After initial confusion over the nationality of the women killed, Berlin on Saturday said they were both German nationals, rather than Ukrainians as earlier reported.
"I am very upset by this cowardly crime, my condolences to the families of the victims," German Foreign Minister Sigmar Gabriel said.
Among the four others wounded were two Armenian women and a woman from the Czech Republic, according to authorities in those countries.
It was not the first attack in Hurghada. In January 2016, three tourists were wounded in a stabbing assault in the resort by two assailants with apparent ISIS sympathies.
In Tunisia, ISIS claimed a beach attack in June 2015 when a student armed with a Kalashnikov assault rifle and grenades went on a rampage near the Mediterranean resort of Sousse killing 38 holidaymakers, 30 of them Britons, before being shot dead by police.
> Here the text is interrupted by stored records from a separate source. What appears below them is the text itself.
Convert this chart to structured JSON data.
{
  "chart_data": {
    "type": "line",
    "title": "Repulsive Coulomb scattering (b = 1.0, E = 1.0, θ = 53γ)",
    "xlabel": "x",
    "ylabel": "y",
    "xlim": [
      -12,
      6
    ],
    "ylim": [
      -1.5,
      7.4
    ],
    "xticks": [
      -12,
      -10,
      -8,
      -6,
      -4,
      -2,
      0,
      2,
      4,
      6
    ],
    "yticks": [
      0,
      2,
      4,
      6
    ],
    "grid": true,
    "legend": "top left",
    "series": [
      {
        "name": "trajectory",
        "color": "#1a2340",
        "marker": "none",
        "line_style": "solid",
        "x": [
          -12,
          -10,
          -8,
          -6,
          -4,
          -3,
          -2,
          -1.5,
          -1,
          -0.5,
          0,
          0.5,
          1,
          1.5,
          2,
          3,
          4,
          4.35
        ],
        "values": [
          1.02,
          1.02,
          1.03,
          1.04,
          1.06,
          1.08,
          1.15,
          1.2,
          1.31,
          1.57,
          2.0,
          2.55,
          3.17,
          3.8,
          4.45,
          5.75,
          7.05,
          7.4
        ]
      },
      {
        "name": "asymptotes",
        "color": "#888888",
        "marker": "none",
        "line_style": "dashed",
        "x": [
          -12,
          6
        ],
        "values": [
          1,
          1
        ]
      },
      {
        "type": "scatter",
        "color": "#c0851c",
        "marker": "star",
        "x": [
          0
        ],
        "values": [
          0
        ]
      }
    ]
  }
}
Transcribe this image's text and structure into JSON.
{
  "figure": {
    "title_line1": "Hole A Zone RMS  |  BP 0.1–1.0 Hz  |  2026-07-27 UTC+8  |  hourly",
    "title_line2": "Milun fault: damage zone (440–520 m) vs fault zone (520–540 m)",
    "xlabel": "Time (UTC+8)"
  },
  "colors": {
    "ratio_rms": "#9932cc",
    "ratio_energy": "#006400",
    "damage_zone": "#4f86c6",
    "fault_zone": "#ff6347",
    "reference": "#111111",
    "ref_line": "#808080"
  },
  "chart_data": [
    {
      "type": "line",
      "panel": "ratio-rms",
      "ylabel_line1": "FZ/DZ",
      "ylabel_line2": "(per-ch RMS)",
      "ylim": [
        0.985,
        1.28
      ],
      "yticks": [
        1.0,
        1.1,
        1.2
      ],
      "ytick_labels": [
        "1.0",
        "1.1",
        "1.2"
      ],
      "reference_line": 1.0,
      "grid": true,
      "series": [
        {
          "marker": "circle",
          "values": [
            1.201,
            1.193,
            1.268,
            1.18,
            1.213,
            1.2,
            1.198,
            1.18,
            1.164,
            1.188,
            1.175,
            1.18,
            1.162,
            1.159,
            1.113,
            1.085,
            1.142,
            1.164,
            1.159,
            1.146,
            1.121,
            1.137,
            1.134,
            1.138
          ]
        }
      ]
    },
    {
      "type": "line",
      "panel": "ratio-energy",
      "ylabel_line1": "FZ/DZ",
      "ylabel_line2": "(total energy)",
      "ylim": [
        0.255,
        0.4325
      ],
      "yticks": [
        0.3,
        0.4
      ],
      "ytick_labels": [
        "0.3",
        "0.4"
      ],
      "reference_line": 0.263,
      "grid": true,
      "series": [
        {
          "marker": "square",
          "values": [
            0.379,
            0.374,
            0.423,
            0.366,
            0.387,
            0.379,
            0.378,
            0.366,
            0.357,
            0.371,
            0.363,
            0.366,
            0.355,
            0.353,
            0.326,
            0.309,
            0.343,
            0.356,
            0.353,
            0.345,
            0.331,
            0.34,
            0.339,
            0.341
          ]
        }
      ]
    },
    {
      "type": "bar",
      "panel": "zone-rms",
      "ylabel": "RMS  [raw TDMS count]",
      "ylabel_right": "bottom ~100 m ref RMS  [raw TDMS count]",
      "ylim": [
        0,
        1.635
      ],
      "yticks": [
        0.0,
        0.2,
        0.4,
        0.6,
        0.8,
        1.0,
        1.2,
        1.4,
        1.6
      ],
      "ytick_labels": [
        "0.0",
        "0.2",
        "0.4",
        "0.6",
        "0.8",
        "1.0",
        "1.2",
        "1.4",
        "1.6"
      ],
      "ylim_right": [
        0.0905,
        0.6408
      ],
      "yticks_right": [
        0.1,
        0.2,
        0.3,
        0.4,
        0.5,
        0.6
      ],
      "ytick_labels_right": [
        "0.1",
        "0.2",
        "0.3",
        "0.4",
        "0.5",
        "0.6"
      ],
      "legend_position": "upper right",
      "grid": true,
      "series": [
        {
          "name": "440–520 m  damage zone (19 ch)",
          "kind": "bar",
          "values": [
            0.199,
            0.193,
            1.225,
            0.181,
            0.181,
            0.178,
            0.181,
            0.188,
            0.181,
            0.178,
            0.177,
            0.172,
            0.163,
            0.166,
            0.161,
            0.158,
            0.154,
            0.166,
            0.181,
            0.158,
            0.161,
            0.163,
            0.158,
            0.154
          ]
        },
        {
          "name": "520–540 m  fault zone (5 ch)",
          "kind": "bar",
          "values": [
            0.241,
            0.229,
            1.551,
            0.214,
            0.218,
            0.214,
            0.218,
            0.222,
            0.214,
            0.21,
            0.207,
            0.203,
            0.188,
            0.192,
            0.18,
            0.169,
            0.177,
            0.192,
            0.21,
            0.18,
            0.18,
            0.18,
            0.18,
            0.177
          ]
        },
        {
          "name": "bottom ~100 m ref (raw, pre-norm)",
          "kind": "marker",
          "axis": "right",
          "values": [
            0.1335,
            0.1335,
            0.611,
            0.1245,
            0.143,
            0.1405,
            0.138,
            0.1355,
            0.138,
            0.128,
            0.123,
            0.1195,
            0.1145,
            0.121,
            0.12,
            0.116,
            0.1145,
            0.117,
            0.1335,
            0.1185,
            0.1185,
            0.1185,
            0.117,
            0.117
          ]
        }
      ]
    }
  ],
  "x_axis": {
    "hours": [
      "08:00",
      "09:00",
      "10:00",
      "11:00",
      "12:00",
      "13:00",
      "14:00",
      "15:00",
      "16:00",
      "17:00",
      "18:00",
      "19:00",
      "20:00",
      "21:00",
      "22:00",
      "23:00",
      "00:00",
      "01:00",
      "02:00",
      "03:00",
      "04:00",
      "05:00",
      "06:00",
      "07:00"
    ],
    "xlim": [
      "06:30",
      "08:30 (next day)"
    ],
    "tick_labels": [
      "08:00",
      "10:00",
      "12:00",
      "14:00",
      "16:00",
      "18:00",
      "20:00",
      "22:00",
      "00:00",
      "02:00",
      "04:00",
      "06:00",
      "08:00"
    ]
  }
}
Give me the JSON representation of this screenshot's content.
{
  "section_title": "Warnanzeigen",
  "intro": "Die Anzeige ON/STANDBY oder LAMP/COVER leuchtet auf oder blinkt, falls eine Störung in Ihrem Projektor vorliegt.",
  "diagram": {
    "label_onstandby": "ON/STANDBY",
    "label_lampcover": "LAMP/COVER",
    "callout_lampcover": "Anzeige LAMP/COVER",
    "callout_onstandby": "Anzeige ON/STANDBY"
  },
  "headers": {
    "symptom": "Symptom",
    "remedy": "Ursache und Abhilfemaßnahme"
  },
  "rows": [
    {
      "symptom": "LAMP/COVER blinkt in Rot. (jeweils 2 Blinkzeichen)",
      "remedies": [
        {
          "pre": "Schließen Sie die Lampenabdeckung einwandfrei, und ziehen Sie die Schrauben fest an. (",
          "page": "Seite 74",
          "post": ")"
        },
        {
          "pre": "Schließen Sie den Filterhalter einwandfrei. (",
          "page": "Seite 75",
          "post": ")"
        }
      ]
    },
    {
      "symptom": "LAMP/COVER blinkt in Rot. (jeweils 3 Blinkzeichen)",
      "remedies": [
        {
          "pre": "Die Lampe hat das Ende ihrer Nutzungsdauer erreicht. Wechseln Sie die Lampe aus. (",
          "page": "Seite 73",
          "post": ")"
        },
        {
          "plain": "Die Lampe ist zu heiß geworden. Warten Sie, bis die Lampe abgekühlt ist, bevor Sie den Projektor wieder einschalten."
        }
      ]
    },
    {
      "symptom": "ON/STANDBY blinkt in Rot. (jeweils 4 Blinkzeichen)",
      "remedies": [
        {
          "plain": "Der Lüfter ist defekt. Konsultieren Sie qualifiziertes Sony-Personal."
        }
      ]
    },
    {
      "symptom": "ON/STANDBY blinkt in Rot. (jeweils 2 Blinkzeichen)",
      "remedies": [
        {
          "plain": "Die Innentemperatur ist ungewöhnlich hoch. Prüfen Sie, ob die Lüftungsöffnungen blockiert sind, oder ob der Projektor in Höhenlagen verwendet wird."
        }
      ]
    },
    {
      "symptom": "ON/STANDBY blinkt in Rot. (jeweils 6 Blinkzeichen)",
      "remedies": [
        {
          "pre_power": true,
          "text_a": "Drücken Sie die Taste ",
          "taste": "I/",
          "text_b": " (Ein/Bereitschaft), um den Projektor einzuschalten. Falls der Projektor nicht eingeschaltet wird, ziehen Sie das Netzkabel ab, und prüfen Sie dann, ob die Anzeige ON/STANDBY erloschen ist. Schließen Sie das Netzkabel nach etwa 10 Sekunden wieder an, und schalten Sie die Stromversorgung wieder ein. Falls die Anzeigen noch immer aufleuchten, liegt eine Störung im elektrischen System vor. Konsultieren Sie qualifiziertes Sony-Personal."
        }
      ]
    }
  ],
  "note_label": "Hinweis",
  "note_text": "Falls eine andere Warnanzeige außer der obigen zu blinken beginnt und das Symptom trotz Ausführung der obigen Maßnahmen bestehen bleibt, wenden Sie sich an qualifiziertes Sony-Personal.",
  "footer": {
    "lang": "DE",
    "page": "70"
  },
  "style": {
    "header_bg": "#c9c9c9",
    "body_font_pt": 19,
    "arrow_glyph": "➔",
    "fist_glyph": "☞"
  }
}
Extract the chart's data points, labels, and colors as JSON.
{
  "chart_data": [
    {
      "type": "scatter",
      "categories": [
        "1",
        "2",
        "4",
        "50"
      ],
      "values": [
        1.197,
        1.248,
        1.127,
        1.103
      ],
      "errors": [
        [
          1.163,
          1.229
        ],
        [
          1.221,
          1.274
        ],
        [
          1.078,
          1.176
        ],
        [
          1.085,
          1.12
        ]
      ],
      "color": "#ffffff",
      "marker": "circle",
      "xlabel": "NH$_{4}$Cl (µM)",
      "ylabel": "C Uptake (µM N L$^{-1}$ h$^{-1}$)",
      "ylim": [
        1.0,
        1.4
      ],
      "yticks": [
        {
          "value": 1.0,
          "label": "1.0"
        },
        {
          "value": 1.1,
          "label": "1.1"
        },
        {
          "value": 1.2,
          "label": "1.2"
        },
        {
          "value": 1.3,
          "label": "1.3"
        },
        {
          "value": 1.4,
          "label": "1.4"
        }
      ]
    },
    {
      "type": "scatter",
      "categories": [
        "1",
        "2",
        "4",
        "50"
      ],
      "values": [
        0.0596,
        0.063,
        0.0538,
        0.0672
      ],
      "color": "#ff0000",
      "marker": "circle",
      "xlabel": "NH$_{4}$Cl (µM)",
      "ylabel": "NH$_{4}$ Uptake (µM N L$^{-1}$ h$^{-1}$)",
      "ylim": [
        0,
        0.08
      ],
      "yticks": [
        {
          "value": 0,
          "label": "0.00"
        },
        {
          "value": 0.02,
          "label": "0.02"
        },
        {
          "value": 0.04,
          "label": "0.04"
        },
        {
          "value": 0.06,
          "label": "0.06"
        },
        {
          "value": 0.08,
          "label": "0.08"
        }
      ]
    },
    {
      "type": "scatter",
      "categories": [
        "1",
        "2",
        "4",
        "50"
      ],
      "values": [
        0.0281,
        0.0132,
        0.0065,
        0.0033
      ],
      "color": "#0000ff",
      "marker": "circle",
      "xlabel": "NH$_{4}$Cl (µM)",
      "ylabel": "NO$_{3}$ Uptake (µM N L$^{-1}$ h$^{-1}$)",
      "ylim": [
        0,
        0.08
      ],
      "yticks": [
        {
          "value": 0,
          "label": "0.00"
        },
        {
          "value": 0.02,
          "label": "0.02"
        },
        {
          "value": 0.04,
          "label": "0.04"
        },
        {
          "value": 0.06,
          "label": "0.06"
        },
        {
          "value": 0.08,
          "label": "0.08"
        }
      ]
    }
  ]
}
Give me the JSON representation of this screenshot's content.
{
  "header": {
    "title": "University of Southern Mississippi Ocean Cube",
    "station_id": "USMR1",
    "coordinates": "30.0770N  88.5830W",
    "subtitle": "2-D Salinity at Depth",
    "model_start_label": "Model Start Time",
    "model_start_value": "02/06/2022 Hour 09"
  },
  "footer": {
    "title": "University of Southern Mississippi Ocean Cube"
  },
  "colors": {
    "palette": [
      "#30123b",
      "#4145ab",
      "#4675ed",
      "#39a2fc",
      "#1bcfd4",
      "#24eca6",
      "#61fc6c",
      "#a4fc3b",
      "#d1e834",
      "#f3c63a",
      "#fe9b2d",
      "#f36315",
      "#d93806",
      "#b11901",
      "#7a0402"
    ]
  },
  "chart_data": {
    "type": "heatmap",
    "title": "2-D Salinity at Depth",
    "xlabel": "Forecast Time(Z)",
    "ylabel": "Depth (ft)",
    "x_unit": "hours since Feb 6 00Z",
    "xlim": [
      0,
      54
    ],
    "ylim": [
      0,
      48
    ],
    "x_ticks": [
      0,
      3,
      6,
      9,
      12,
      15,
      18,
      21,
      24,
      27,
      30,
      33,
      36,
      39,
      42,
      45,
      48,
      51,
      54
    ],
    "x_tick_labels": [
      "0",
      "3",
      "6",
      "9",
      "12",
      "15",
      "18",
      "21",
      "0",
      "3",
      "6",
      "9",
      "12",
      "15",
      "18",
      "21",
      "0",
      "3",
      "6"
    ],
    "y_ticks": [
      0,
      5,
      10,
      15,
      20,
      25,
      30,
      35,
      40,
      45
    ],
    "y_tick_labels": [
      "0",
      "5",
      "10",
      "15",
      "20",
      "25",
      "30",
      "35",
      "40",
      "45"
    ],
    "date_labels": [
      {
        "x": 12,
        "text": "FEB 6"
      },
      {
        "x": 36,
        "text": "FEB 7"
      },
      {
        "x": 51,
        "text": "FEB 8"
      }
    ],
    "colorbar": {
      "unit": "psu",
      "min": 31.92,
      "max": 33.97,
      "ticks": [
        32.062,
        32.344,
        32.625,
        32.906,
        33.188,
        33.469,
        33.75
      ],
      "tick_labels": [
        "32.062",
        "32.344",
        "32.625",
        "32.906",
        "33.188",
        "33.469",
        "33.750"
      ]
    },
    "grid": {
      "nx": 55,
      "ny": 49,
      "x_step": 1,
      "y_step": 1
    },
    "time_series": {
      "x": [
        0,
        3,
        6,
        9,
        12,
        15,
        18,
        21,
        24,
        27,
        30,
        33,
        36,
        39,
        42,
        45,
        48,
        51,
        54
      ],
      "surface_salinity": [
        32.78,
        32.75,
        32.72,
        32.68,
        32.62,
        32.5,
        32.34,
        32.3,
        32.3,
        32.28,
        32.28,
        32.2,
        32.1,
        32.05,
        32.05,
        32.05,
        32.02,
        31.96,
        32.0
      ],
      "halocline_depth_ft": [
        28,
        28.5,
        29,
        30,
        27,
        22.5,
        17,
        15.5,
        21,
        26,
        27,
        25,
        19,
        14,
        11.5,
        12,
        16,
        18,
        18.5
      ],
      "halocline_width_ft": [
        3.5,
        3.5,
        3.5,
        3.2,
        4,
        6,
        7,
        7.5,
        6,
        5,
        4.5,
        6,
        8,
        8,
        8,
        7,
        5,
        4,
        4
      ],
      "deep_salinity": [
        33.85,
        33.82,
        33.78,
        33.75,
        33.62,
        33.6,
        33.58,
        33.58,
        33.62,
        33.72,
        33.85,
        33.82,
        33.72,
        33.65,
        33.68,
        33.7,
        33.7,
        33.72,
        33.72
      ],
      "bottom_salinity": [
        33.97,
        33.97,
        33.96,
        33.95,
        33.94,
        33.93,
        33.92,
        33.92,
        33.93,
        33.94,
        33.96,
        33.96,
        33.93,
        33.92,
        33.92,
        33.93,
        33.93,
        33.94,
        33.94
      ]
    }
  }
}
Hurghada is one of Egypt's most popular beach resorts, especially with Ukrainians and other European tourists.
Egyptian authorities say they have boosted security at the country's tourist sites, as the industry provides the Arab world's most populous country with much-needed revenues.
An ISIS bombing of a Russian airliner carrying holidaymakers from a resort in the south of the Sinai Peninsula in 2015 killed all 224 people on board and decimated the country's tourism sector.
Russia suspended all flights to Egypt in response and has yet to resume them.
ISIS has been waging a deadly insurgency concentrated in the north of the Sinai that has killed hundreds of policemen and soldiers.
Also on Friday, unknown assailants shot dead five policemen just south of Cairo, in the latest of a series of attacks targeting Egypt's security forces.
The ministry said three gunmen opened fire on a police car and then fled, killing an officer, three conscripts and a police employee.
As with the beach stabbing, there has not yet been any claim of responsibility for the attack.
The killings came as police and the army said they were closing in on militants and extremists following a spate of deadly attacks in the Nile Valley and the Sinai Peninsula.
Egypt has struggled to quell ISIS militants based in the Sinai and smaller militant groups in the mainland since the military overthrew Islamist president Mohamed Morsi in 2013 and cracked down on his supporters.
While smaller groups such as the Hasam militant movement have mostly targeted policemen and government officials, ISIS has also attacked foreign tourists and Egypt's Coptic Christian minority.
Dozens of Christians have been killed in church bombings and shootings since last December in attacks claimed by ISIS.
The militants have threatened to carry out further attacks on Christians, who make up about 10 pe cent of Egypt's 90 million people.
On Thursday, churches in Egypt said they were suspending some activities such as conferences and religious trips for three weeks over security concerns.